Chelsea Walker directs Charlotte Randle as Leila and Mike Noble as John in a new play in which Leila, an ambitious and successful woman lobbying big business to recognise and take action to mitigate climate change takes up with John, a young bartender whom she meets at a conference and takes around the world with her on the proviso that he does not demand too much of her or fall in love with her.

The escalating global crisis is a constant background to the difficult relationship between Leila and John: she is used to controlling all aspects of her life in the service of her job (which she sees as extremely valuable, and hence worthy of personal sacrifice) and perhaps is therefore fearful of too intimate a relationship at an emotional level (she is more than happy with physical intimacy); he is grateful for her attention and happy to experience the whirlwind of travel on offer, but also feels shut out and to some extent used. The imbalances of the personal encounter are perhaps not so very different from the more commonly examined situation of a powerful businessman whose wife or partner is meant only to function in the 'private' or 'domestic' sphere of his life; it's unusual and refreshing to watch a play where these stereotypical gender roles are, in effect, reversed. The problems arise, as they always do, from a perhaps chronic mismatch of priorities, and are dismayingly familiar.

The trajectory of Leila and John's relationships is mapped out in a series of anonymous hotel rooms, rendered for us in one generic space (brilliantly designed by Rosanna Vize and lit by Jess Bernberg) which does duty for any number of international convention centres. The play jumps around in time, giving a jarring sense that there is always a dangerous undercurrent of crisis even when things are happy and expansive on the surface. In the unforgiving intimacy of the Orange Tree the two actors manage the shifts of tone supported by sudden changes of lighting to indicate the change of venue, often after only a few brief phrases, and often returning to a scene already started some lighting cues before. 

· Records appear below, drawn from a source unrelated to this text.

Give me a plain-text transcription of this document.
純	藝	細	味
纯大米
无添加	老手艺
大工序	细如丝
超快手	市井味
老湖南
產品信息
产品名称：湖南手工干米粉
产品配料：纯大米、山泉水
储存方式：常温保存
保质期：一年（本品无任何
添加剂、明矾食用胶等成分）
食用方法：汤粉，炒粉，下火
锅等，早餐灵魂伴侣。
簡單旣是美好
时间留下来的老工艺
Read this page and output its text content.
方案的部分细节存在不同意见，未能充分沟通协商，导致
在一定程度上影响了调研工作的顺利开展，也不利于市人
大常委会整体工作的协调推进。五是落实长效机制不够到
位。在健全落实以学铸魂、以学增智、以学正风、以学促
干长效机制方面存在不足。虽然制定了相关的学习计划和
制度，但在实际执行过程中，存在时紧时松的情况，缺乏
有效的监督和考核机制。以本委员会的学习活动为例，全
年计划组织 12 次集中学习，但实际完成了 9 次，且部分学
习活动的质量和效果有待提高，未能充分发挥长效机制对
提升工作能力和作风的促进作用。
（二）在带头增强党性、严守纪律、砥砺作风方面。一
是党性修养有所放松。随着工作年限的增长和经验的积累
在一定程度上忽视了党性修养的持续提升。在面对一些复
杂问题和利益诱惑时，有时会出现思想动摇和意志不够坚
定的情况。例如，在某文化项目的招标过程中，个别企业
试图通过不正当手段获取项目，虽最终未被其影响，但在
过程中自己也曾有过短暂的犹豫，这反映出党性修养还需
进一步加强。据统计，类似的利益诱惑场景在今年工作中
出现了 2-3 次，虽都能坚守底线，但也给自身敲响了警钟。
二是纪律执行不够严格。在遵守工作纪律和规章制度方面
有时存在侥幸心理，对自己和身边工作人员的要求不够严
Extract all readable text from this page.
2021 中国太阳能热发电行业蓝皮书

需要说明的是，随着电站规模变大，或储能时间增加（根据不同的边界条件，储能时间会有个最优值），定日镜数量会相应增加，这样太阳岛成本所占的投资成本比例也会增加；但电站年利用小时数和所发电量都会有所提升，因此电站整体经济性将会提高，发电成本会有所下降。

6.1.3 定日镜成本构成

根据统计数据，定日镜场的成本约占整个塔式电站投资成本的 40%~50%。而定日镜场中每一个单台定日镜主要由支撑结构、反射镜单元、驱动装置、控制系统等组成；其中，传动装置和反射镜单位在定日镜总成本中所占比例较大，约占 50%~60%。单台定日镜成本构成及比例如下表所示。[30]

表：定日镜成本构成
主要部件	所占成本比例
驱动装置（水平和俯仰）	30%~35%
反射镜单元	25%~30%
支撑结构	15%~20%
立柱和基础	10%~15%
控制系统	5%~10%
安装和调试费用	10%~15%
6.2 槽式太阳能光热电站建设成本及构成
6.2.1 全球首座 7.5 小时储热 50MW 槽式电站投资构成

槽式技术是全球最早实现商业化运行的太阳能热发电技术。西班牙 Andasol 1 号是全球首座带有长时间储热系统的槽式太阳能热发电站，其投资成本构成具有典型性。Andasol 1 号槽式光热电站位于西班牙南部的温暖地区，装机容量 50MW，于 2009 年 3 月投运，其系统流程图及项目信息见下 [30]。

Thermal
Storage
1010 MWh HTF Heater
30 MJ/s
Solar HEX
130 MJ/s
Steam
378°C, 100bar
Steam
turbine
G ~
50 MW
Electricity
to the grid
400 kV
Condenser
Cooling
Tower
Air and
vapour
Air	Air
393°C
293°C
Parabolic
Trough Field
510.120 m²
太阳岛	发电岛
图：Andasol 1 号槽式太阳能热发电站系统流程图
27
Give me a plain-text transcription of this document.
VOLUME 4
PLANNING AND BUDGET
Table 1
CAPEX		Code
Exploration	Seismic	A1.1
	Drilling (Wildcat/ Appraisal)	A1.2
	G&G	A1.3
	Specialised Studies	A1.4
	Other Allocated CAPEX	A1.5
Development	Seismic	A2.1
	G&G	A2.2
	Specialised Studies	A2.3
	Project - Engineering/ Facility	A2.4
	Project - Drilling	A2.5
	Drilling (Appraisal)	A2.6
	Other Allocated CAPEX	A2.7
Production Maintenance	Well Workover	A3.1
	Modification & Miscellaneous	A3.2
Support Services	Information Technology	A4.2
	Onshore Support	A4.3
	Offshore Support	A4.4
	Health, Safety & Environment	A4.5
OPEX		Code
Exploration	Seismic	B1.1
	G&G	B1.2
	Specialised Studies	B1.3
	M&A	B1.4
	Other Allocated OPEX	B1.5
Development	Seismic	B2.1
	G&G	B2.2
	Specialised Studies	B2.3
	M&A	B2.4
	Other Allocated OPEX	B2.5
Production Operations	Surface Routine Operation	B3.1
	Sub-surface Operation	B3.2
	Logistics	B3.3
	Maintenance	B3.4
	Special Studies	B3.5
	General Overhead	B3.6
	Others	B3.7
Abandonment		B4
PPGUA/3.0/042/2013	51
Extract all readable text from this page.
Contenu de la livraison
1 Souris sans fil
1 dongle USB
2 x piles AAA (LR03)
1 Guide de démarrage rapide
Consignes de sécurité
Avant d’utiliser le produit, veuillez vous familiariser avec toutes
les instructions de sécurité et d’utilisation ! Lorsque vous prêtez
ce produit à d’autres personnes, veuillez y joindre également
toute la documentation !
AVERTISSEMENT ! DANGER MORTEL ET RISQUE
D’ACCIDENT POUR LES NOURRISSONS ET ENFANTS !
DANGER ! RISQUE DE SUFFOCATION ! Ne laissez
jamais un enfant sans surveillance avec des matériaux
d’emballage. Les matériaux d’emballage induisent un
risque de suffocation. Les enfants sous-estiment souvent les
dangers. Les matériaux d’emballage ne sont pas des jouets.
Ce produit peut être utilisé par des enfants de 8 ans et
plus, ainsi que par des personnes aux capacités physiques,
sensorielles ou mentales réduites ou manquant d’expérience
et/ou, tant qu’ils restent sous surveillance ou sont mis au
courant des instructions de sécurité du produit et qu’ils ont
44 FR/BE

The encroaching climate catastrophe is of course the constant preoccupation of Leila's job, but apart from a brief scene in which she rehearses a speech, we are not preached at on this subject. The two are often in hot and uncomfortable, and allegedly dangerous, places but on the whole it is left for us to decide whether extremes of climate are responsible for the increasingly erratic behaviour of Leila and John, or for the decreasing availability of creature comforts in the hotels. Only the stark appearance of a wild-eyed and bloodstained young man bringing them a piece of meat (he had previously appeared, also wordlessly, as a very suave waiter providing room service in a calmer time) indicates a more serious deterioration in the outside world.

Running for about eighty uninterrupted minutes, the play succeeds in covering a lot of ground in showing us the rocky and ultimately broken relationship between Leila and John; the intercut short scenes, though demanding a great deal of attention to follow, are nonetheless effective in giving us the sense of a truthful insight into two needy people who are not quite able to rise to the occasion the other demands. But perhaps the demands themselves are not fair; that question is left for us to consider.